From 28668199b2a6f7df30d9192fe23de48859a988e7 Mon Sep 17 00:00:00 2001
From: "Luke D. Jones" <luke@ljones.dev>
Date: Wed, 3 Apr 2024 12:05:16 +1300
Subject: [PATCH] Test patch for GA403U series

Signed-off-by: Luke D. Jones <luke@ljones.dev>
---
 sound/pci/hda/patch_realtek.c | 20 +++++++++++++++++++-
 1 file changed, 19 insertions(+), 1 deletion(-)

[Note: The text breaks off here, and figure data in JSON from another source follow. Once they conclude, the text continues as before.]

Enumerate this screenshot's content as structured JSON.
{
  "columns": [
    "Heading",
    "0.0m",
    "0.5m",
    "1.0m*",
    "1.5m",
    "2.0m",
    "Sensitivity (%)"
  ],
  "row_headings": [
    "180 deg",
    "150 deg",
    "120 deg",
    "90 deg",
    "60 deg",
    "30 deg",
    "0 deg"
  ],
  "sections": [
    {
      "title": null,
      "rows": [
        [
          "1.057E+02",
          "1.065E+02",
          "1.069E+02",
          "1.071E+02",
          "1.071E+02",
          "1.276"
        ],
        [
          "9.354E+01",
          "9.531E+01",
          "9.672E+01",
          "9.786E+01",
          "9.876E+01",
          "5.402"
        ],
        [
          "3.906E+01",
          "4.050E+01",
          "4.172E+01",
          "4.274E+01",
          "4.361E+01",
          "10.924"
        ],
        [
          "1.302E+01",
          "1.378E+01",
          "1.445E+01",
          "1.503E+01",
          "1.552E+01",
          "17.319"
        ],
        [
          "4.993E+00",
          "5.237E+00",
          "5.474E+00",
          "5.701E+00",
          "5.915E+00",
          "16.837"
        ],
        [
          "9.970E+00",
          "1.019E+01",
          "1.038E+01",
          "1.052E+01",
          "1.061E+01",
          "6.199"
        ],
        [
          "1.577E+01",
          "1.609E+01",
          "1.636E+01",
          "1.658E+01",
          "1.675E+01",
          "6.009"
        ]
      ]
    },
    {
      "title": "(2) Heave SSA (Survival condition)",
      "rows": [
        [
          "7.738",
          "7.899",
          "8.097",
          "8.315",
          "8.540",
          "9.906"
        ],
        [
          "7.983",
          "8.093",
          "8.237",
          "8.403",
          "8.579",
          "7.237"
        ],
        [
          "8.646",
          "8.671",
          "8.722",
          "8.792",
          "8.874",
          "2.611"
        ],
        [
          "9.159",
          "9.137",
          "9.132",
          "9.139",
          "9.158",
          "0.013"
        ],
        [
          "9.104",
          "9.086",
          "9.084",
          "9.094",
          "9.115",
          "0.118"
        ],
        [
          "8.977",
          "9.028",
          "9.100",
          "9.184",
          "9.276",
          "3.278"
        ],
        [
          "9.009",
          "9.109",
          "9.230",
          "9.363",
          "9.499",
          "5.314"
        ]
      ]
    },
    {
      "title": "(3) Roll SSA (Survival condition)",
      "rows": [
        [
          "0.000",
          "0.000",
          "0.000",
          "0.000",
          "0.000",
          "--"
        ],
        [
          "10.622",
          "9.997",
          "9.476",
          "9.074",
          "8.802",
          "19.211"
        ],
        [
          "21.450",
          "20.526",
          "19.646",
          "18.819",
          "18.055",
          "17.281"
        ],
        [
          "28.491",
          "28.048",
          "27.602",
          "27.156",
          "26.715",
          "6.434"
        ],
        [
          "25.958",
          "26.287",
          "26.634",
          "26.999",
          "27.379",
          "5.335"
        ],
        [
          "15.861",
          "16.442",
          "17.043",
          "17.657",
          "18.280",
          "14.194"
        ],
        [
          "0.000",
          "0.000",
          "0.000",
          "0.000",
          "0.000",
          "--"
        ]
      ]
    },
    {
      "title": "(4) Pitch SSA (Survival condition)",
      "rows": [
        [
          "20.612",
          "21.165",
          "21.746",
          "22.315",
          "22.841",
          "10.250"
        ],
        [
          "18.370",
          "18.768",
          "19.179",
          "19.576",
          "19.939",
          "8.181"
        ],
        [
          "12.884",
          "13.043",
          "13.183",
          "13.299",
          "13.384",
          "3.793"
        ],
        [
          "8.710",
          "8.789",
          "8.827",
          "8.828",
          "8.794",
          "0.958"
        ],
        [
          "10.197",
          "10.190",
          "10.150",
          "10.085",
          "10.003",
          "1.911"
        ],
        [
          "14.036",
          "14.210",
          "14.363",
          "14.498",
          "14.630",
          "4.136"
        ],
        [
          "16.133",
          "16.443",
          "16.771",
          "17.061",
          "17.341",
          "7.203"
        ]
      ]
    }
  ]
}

diff --git a/sound/pci/hda/patch_realtek.c b/sound/pci/hda/patch_realtek.c
index cdcb28aa9d7b..1c08bf26b15e 100644
--- a/sound/pci/hda/patch_realtek.c
+++ b/sound/pci/hda/patch_realtek.c
@@ -7467,6 +7467,8 @@ enum {
 	ALC285_FIXUP_CS35L56_I2C_2,
 	ALC285_FIXUP_CS35L56_I2C_4,
 	ALC285_FIXUP_ASUS_GA403U,
+	ALC285_FIXUP_ASUS_GA403U_HEADSET_MIC,
+	ALC285_FIXUP_ASUS_GA403U_I2C_SPEAKER2_TO_DAC1,
 };
 
 /* A special fixup for Lenovo C940 and Yoga Duet 7;
@@ -9690,6 +9692,22 @@ static const struct hda_fixup alc269_fixups[] = {
 		.type = HDA_FIXUP_FUNC,
 		.v.func = alc285_fixup_asus_ga403u,
 	},
+	[ALC285_FIXUP_ASUS_GA403U_HEADSET_MIC] = {
+		.type = HDA_FIXUP_PINS,
+		.v.pins = (const struct hda_pintbl[]) {
+			{ 0x19, 0x03a11050 },
+			{ 0x1b, 0x03a11c30 },
+			{ }
+		},
+		.chained = true,
+		.chain_id = ALC285_FIXUP_ASUS_GA403U_I2C_SPEAKER2_TO_DAC1
+	},
+	[ALC285_FIXUP_ASUS_GA403U_I2C_SPEAKER2_TO_DAC1] = {
+		.type = HDA_FIXUP_FUNC,
+		.v.func = alc285_fixup_speaker2_to_dac1,
+		.chained = true,
+		.chain_id = ALC285_FIXUP_ASUS_GA403U,
+	},
 };
 
 static const struct snd_pci_quirk alc269_fixup_tbl[] = {
@@ -10143,7 +10161,7 @@ static const struct snd_pci_quirk alc269_fixup_tbl[] = {
 	SND_PCI_QUIRK(0x1043, 0x1a83, "ASUS UM5302LA", ALC294_FIXUP_CS35L41_I2C_2),
 	SND_PCI_QUIRK(0x1043, 0x1a8f, "ASUS UX582ZS", ALC245_FIXUP_CS35L41_SPI_2),
 	SND_PCI_QUIRK(0x1043, 0x1b11, "ASUS UX431DA", ALC294_FIXUP_ASUS_COEF_1B),
-	SND_PCI_QUIRK(0x1043, 0x1b13, "ASUS U41SV/GA403U", ALC285_FIXUP_ASUS_GA403U),
+	SND_PCI_QUIRK(0x1043, 0x1b13, "ASUS U41SV/GA403U", ALC285_FIXUP_ASUS_GA403U_HEADSET_MIC),
 	SND_PCI_QUIRK(0x1043, 0x1b93, "ASUS G614JVR/JIR", ALC245_FIXUP_CS35L41_SPI_2),
 	SND_PCI_QUIRK(0x1043, 0x1bbd, "ASUS Z550MA", ALC255_FIXUP_ASUS_MIC_NO_PRESENCE),
 	SND_PCI_QUIRK(0x1043, 0x1c03, "ASUS UM3406HA", ALC287_FIXUP_CS35L41_I2C_2),
-- 
2.44.0

I guess other parts doesn't really matters, since the major differences are in audio part.